ConnectSA presents future transportation and mobility options to City Council

By Garrett Brnger - Reporter

SAN ANTONIO - Better bus routes and dedicated lanes for multi-car buses were some of the options a nonprofit group laid out for the City Council on Wednesday.

Speaking on behalf of ConnectSA, one of the group's tri-chairs and a former mayor, Henry Cisneros, presented the council with a list of its findings and recommendations so far for transportation solutions and options on how to fund the work. Cisneros said the presentation was a framework and not a fully-baked plan.

"This is the start of what I think is going to be 100 meetings across the community," Cisneros told reporters before the meeting.

ConnectSA has been considering different transportation and mobility options for an increasingly crowded San Antonio after Mayor Ron Nirenberg and Bexar County Judge Nelson Wolff announced the group's creation in April 2018. It produced a report in December with 25 recommendations to implement before 2025.

Presenting to the council, Cisneros reiterated points from the December report with an emphasis on Advanced Rapid Transit - a sort of bus with multiple cars that would travel in dedicated lanes and can even control street lights.

"And so they bring a level of predictability that is not inherent in buses," Cisneros told the council. "It is much like what rail would be, but at one-third the cost."

The transportation discussion is taking place amid a backdrop of a rapidly growing city. Citing a long-range VIA plan, ConnectSA says drivers could spend an extra week's worth of time sitting in traffic by 2040.

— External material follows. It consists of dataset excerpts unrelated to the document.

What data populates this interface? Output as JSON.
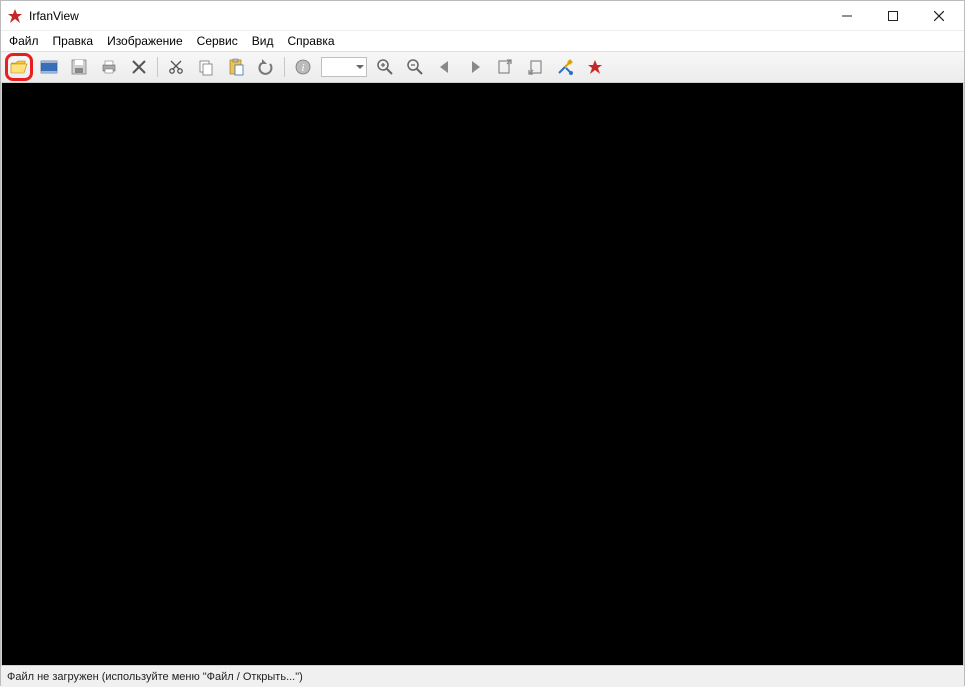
{
  "title": "IrfanView",
  "menu": {
    "file": "Файл",
    "edit": "Правка",
    "image": "Изображение",
    "service": "Сервис",
    "view": "Вид",
    "help": "Справка"
  },
  "toolbar": {
    "open": "open",
    "slideshow": "slideshow",
    "save": "save",
    "print": "print",
    "delete": "delete",
    "cut": "cut",
    "copy": "copy",
    "paste": "paste",
    "undo": "undo",
    "info": "info",
    "zoom_value": "",
    "zoom_in": "zoom-in",
    "zoom_out": "zoom-out",
    "prev": "prev",
    "next": "next",
    "prev_page": "prev-page",
    "next_page": "next-page",
    "settings": "settings",
    "about": "about"
  },
  "status": "Файл не загружен (используйте меню \"Файл / Открыть...\")"
}
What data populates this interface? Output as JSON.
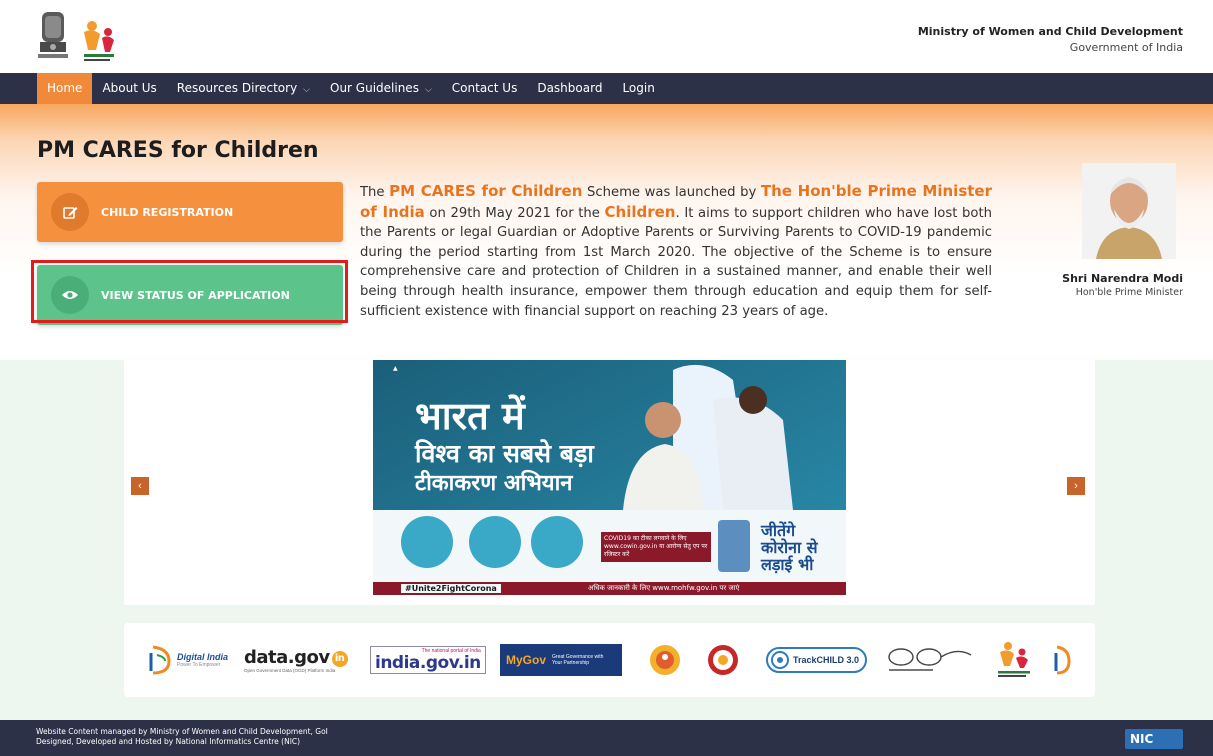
{
  "header": {
    "ministry_line1": "Ministry of Women and Child Development",
    "ministry_line2": "Government of India"
  },
  "nav": {
    "items": [
      {
        "label": "Home",
        "active": true
      },
      {
        "label": "About Us"
      },
      {
        "label": "Resources Directory",
        "dropdown": true
      },
      {
        "label": "Our Guidelines",
        "dropdown": true
      },
      {
        "label": "Contact Us"
      },
      {
        "label": "Dashboard"
      },
      {
        "label": "Login"
      }
    ]
  },
  "main": {
    "title": "PM CARES for Children",
    "child_registration_label": "CHILD REGISTRATION",
    "view_status_label": "VIEW STATUS OF APPLICATION",
    "description": {
      "p1": "The ",
      "h1": "PM CARES for Children",
      "p2": " Scheme was launched by ",
      "h2": "The Hon'ble Prime Minister of India",
      "p3": " on 29th May 2021 for the ",
      "h3": "Children",
      "p4": ". It aims to support children who have lost both the Parents or legal Guardian or Adoptive Parents or Surviving Parents to COVID-19 pandemic during the period starting from 1st March 2020. The objective of the Scheme is to ensure comprehensive care and protection of Children in a sustained manner, and enable their well being through health insurance, empower them through education and equip them for self-sufficient existence with financial support on reaching 23 years of age."
    },
    "pm_name": "Shri Narendra Modi",
    "pm_title": "Hon'ble Prime Minister"
  },
  "carousel": {
    "prev_icon": "‹",
    "next_icon": "›",
    "banner": {
      "line1": "भारत में",
      "line2": "विश्व का सबसे बड़ा",
      "line3": "टीकाकरण अभियान",
      "right1": "जीतेंगे",
      "right2": "कोरोना से",
      "right3": "लड़ाई भी",
      "hashtag": "#Unite2FightCorona",
      "footer_note": "अधिक जानकारी के लिए www.mohfw.gov.in पर जाएं",
      "cowin_note": "COVID19 का टीका लगवाने के लिए www.cowin.gov.in या आरोग्य सेतु एप पर रजिस्टर करें"
    }
  },
  "partners": {
    "digital_india": "Digital India",
    "digital_india_tag": "Power To Empower",
    "data_gov": "data.gov",
    "data_gov_in": "in",
    "data_gov_tag": "Open Government Data (OGD) Platform India",
    "india_gov": "india.gov.in",
    "india_gov_tag": "The national portal of India",
    "mygov": "MyGov",
    "mygov_tag": "Great Governance with Your Partnership",
    "trackchild": "TrackCHILD 3.0"
  },
  "footer": {
    "line1": "Website Content managed by Ministry of Women and Child Development, GoI",
    "line2": "Designed, Developed and Hosted by National Informatics Centre (NIC)",
    "nic": "NIC"
  },
  "colors": {
    "nav_bg": "#2c3147",
    "accent_orange": "#f5913e",
    "accent_green": "#5cc48a",
    "highlight_red": "#e21b1b"
  }
}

But the options to get around the coming congestion problem don't come cheap. The recommendations ConnectSA put forward just for 2019 through 2025 would cost an estimated $1.3 billion.

Cisneros listed out 10 options for funding the upgrades, including redirecting current revenue streams or creating a transportation user fee like other cities. Not all 10 would be needed, he said.

"Five of them in various combinations (would) get the money that is required for this plan," Cisneros said.

For now, they're just ideas. The next step is to take them to different groups and residents during the numerous presentations and meetings Cisneros thinks will happen.

"And the whole point is present, listen and integrate ideas to make the plan better," he said. "So that sometime toward the end of this year, we'll have a completed plan with all of that public input. And then in 2020, I suspect we'll have to have an election on some of the pieces of the plan."